At the time, it was announced that he was no longer in an induced coma and was breathing unaided.
But, following a number of bleak outlooks concerning his condition – most notably on Monday from his father Philippe – it was announced in a statement released shortly before 2am yesterday that Bianchi had tragically succumbed to his injuries. The family statement from Bianchi’s parents Philippe and Christine, his brother Tom, and sister Melanie read: “Jules fought right to the very end, as he always did, but today his battle came to an end.”
Bianchi’s death sparked an outpouring of emotion from the world of Formula 1 with Jenson Button, Daniel Ricciardo and the Frenchman’s former team-mate Max Chilton leading the tributes.
Button, the 2009 world champion, wrote: “Last night we lost a truly great guy and a real fighter #RIPJules my sincerest Condolences to his family and friends.”
Ricciardo, the Red Bull racer, who progressed through the junior series alongside Bianchi, tweeted a picture he had taken with Bianchi, before adding: “I’ll never forget you and the good times we had. Going to miss you bro.”

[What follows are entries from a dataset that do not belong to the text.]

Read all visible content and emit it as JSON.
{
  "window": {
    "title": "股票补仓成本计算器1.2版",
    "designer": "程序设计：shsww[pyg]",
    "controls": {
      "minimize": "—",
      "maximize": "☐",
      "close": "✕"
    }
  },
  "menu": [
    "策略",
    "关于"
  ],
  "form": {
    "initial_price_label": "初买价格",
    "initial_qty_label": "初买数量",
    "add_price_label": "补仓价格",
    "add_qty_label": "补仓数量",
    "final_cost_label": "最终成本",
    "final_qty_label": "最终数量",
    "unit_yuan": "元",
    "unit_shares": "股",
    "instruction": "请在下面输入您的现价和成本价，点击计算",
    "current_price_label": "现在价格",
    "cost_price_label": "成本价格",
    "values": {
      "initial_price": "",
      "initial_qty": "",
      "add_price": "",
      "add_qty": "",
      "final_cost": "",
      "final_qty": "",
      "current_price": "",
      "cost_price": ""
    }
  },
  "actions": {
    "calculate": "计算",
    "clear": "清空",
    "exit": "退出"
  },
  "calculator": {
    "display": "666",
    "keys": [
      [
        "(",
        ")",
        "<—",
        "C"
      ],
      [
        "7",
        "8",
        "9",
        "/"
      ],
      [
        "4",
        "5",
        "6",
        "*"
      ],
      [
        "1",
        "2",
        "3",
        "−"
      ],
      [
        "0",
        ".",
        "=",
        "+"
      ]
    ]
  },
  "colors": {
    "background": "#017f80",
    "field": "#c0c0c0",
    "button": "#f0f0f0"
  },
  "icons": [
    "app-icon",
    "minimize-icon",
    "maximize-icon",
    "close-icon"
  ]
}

Bianchi’s former Marussia team-mate Chilton wrote: “No words can describe what his family & the sport have lost. All I can say, it was a pleasure knowing & racing you.”
Bianchi was in only his second full Formula 1 season before the tragic accident on lap 43 of the Japanese Grand Prix. In that short time he had made a lasting impression on the paddock, and was expected to race for Ferrari in the future.
An FIA accident report published in the months after Bianchi’s crash determined that he “did not slow sufficiently” under double-waved yellow flags following Sutil’s spin in the wet conditions.
Bianchi ploughed into the tractor, which had been sent to recover Sutil’s car, at 80mph and suffered a diffuse axonal injury.
The 396-page report also recommended a Virtual Safety Car system, which has been introduced this season. It neutralises a race with electronic boards telling drivers to slow down and limiting them to a specific speed.
Start times for the races in Australia, Malaysia, China, Russia and Japan have also been brought forward by one hour after Bianchi crashed at dusk.